Constance was Mrs Brand, a plump, tan-coloured woman with a silent manner and a leathery skin. She had so far given no sign of life, but she now made a graceful though brief contribution to the conversation.
"Rotten!"
She then beat a spot of dust off her skirt with a riding-crop she held in her hand, stuck out her boots and stared at them. I observed that they were riding-boots of the kind that finish somewhere near the throat, and I thought how very hot and uncomfortable they must be for evening wear. She was evidently eccentric, for my eye mechanically travelling upwards made the further discovery that she was dressed in a riding-habit. Certainly it fitted her as though it had been painted on her. But what an odd garment in which to make an evening call!
It is quite simple for plump women to have well-fitting clothes. All that is necessary is to have the things made tight enough--the plumpness does the rest. But I have noticed that a silent manner nearly always accompanies that kind of good figure. Women who have it do not seem to have any desire to talk, and when they do it is rather crossly--almost as if they had indigestion. They are also very fond of sitting down.
It is the graceful, curvy woman who has a bad time at her dressmaker's, being fitted and fitted and fitted. Personally, I did not own a rag that hadn't cost me hours of weary standing and having pins stuck in me before a mirror.

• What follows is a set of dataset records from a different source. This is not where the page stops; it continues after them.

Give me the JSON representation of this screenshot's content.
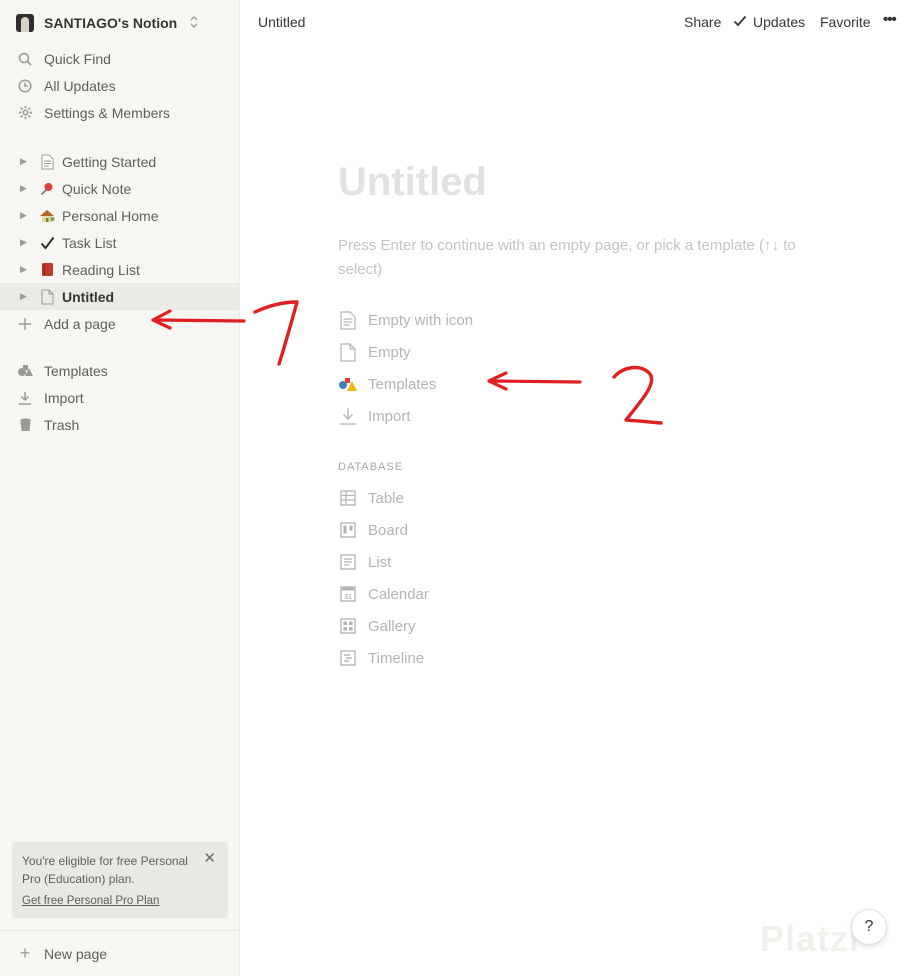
{
  "workspace": {
    "name": "SANTIAGO's Notion",
    "chevron": "⌃⌄"
  },
  "sidebar": {
    "top_items": [
      {
        "label": "Quick Find",
        "icon": "search-icon"
      },
      {
        "label": "All Updates",
        "icon": "clock-icon"
      },
      {
        "label": "Settings & Members",
        "icon": "gear-icon"
      }
    ],
    "pages": [
      {
        "label": "Getting Started",
        "icon": "document-icon",
        "emoji": "📄"
      },
      {
        "label": "Quick Note",
        "icon": "pushpin-icon",
        "emoji": "📌"
      },
      {
        "label": "Personal Home",
        "icon": "house-icon",
        "emoji": "🏡"
      },
      {
        "label": "Task List",
        "icon": "checkmark-icon",
        "emoji": "✔"
      },
      {
        "label": "Reading List",
        "icon": "book-icon",
        "emoji": "📕"
      },
      {
        "label": "Untitled",
        "icon": "page-icon",
        "emoji": "🗋"
      }
    ],
    "add_page": "Add a page",
    "bottom_items": [
      {
        "label": "Templates",
        "icon": "templates-icon"
      },
      {
        "label": "Import",
        "icon": "download-icon"
      },
      {
        "label": "Trash",
        "icon": "trash-icon"
      }
    ],
    "promo": {
      "text": "You're eligible for free Personal Pro (Education) plan.",
      "link": "Get free Personal Pro Plan",
      "close": "✕"
    },
    "new_page": "New page"
  },
  "topbar": {
    "breadcrumb": "Untitled",
    "share": "Share",
    "updates": "Updates",
    "favorite": "Favorite",
    "more": "•••"
  },
  "page": {
    "title_placeholder": "Untitled",
    "hint": "Press Enter to continue with an empty page, or pick a template (↑↓ to select)",
    "options": [
      {
        "label": "Empty with icon",
        "icon": "document-lines-icon"
      },
      {
        "label": "Empty",
        "icon": "blank-page-icon"
      },
      {
        "label": "Templates",
        "icon": "templates-shapes-icon"
      },
      {
        "label": "Import",
        "icon": "import-icon"
      }
    ],
    "database_header": "DATABASE",
    "database_options": [
      {
        "label": "Table",
        "icon": "table-icon"
      },
      {
        "label": "Board",
        "icon": "board-icon"
      },
      {
        "label": "List",
        "icon": "list-icon"
      },
      {
        "label": "Calendar",
        "icon": "calendar-icon"
      },
      {
        "label": "Gallery",
        "icon": "gallery-icon"
      },
      {
        "label": "Timeline",
        "icon": "timeline-icon"
      }
    ]
  },
  "annotations": {
    "one": "1",
    "two": "2"
  },
  "help": "?",
  "watermark": "Platzi",
  "colors": {
    "sidebar_bg": "#f7f6f3",
    "annotation": "#e02020",
    "text": "#37352f"
  }
}
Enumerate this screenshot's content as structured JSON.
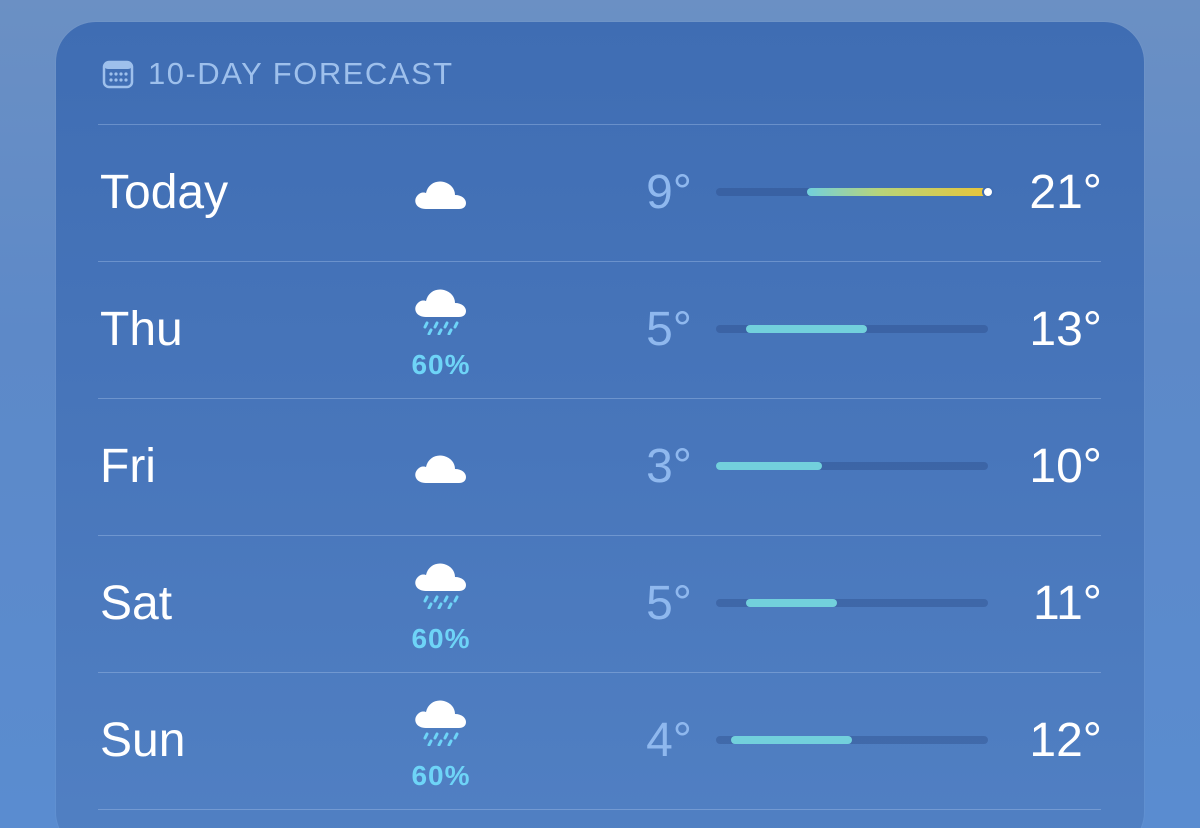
{
  "forecast": {
    "title": "10-DAY FORECAST",
    "header_icon": "calendar-icon",
    "bar_color": "#72d0dc",
    "bar_warm_color": "#e8c53a",
    "range": {
      "min": 3,
      "max": 21
    },
    "days": [
      {
        "day": "Today",
        "icon": "cloud-icon",
        "precip": "",
        "low_label": "9°",
        "high_label": "21°",
        "low": 9,
        "high": 21,
        "current": 21,
        "warm": true
      },
      {
        "day": "Thu",
        "icon": "cloud-rain-icon",
        "precip": "60%",
        "low_label": "5°",
        "high_label": "13°",
        "low": 5,
        "high": 13
      },
      {
        "day": "Fri",
        "icon": "cloud-icon",
        "precip": "",
        "low_label": "3°",
        "high_label": "10°",
        "low": 3,
        "high": 10
      },
      {
        "day": "Sat",
        "icon": "cloud-rain-icon",
        "precip": "60%",
        "low_label": "5°",
        "high_label": "11°",
        "low": 5,
        "high": 11
      },
      {
        "day": "Sun",
        "icon": "cloud-rain-icon",
        "precip": "60%",
        "low_label": "4°",
        "high_label": "12°",
        "low": 4,
        "high": 12
      }
    ]
  }
}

The behabited lady had transformed the glances of her sulky eyes from her boots to me with such a disagreeable expression in them that I couldn't help thinking how pleasant it would be to tell her these things. In the meantime, Miss Cleeve was speaking again.
"I can't think what anyone wants up here," she said, with an air of the utmost _ennui_. I looked at her keenly, for I had heard her name on my journey up. At that time girls were not plentiful in Mashonaland; in fact, Miss Cleeve had so far enjoyed the distinction of being the only one in the country. People had hinted to me that she would not regard my arrival with ardour, and I couldn't imagine why. Personally, I am fond of other girls, and think them ever so much nicer than married women, who get most frightfully tiresome with their stupid airs of mystery and superiority. Just as though any one couldn't be married if they wanted to! I think it requires far more cleverness in a charming girl to keep unmarried.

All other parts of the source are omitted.